Работая весь день напролет, она пела за работой и всегда оставалась веселой, счастливой и улыбающейся. Муж ее был гораздо старше. Он был когда то
дворецким в очень хороших домах, носил бакенбарды и имел безупречные манеры; он прислуживал в соседней церкви, где пользовался большим уважением,
а дома подавал на стол, чистил обувь и помогал мыть посуду. Передохнуть миссис Хадсон могла только тогда, когда, подав обед (я обедал в половине
седьмого, а жилец бельэтажа – в семь), поднималась наверх, чтобы немного поболтать со своими джентльменами. Я очень жалею, что у меня тогда не
хватало ума записывать ее разговоры (как Эми Дриффилд записывала разговоры своего знаменитого мужа), потому что миссис Хадсон была наделена
великолепным лондонским народным юмором. За словом в карман она не лезла, выражалась живо, словарь ее был обширен, и в нем всегда находилась
какая нибудь смешная метафора или меткое замечание.
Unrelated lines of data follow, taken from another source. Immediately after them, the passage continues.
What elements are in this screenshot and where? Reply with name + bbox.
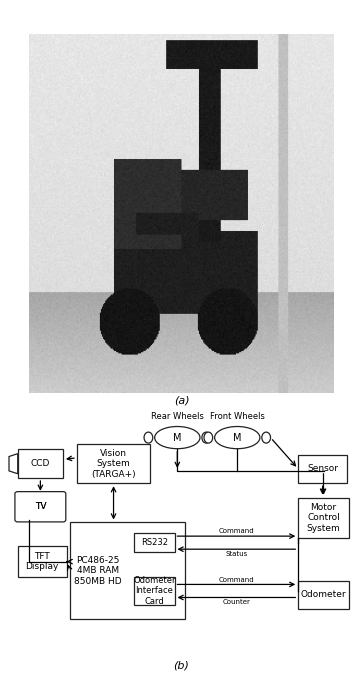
Text: Motor
Control
System: Motor Control System (307, 503, 340, 533)
Ellipse shape (155, 426, 200, 449)
Text: Rear Wheels: Rear Wheels (151, 412, 204, 421)
Text: (a): (a) (174, 395, 189, 405)
FancyBboxPatch shape (298, 581, 349, 609)
FancyBboxPatch shape (134, 577, 175, 605)
FancyBboxPatch shape (18, 546, 66, 577)
Text: PC486-25
4MB RAM
850MB HD: PC486-25 4MB RAM 850MB HD (74, 556, 122, 586)
Text: Counter: Counter (223, 599, 250, 605)
Text: TFT
Display: TFT Display (25, 552, 59, 572)
Text: M: M (173, 433, 182, 443)
Ellipse shape (215, 426, 260, 449)
Text: Status: Status (225, 551, 248, 557)
FancyBboxPatch shape (298, 454, 347, 483)
Text: Command: Command (219, 577, 254, 582)
Text: Odometer
Interface
Card: Odometer Interface Card (133, 576, 176, 606)
Text: Vision
System
(TARGA+): Vision System (TARGA+) (91, 449, 136, 479)
Ellipse shape (262, 432, 270, 443)
FancyBboxPatch shape (15, 492, 66, 522)
FancyBboxPatch shape (18, 494, 63, 520)
Text: M: M (233, 433, 241, 443)
Text: (b): (b) (174, 661, 189, 671)
Text: Command: Command (219, 528, 254, 534)
Text: TV: TV (34, 502, 46, 511)
Text: TV: TV (34, 502, 46, 511)
FancyBboxPatch shape (134, 533, 175, 553)
Ellipse shape (204, 432, 213, 443)
Text: Sensor: Sensor (307, 464, 338, 473)
FancyBboxPatch shape (298, 498, 349, 538)
FancyBboxPatch shape (77, 444, 150, 483)
Polygon shape (9, 454, 18, 474)
Ellipse shape (144, 432, 153, 443)
Text: Front Wheels: Front Wheels (210, 412, 265, 421)
FancyBboxPatch shape (70, 523, 185, 619)
Text: Odometer: Odometer (301, 591, 346, 599)
Text: CCD: CCD (31, 459, 50, 468)
FancyBboxPatch shape (18, 450, 63, 478)
Text: RS232: RS232 (141, 538, 168, 547)
Ellipse shape (202, 432, 211, 443)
Она была образцом добропорядочности, никогда не потерпела бы в своем доме женщин («Никогда не
знаешь, что у них на уме, вечно мужчины, мужчины, мужчины, и чаи всякие, и дверь открывать приходится, и воду им носи, и не знаю что»), но в
разговоре, не моргнув глазом, пользовалась довольно рискованными для того времени выражениями. Про нее можно было сказать то же самое, что она
говорила про Мэри Ллойд: «Что мне нравится – с ней не соскучишься. Случается, ходит по самому краешку, ан не соскользнет». От своих шуток миссис
Хадсон сама получала большое удовольствие и, по моему, охотнее разговаривала со своими квартирантами, чем с мужем, потому что он был человек
серьезный («Так и должно быть, – говорила она, – он и в процессиях ходит, и на свадьбах бывает, и на похоронах, и все такое») и не питал большой
склонности к шуткам. «Я ему что говорю: смейся, пока можно, а то помрешь, похоронят, тогда уж не посмеешься».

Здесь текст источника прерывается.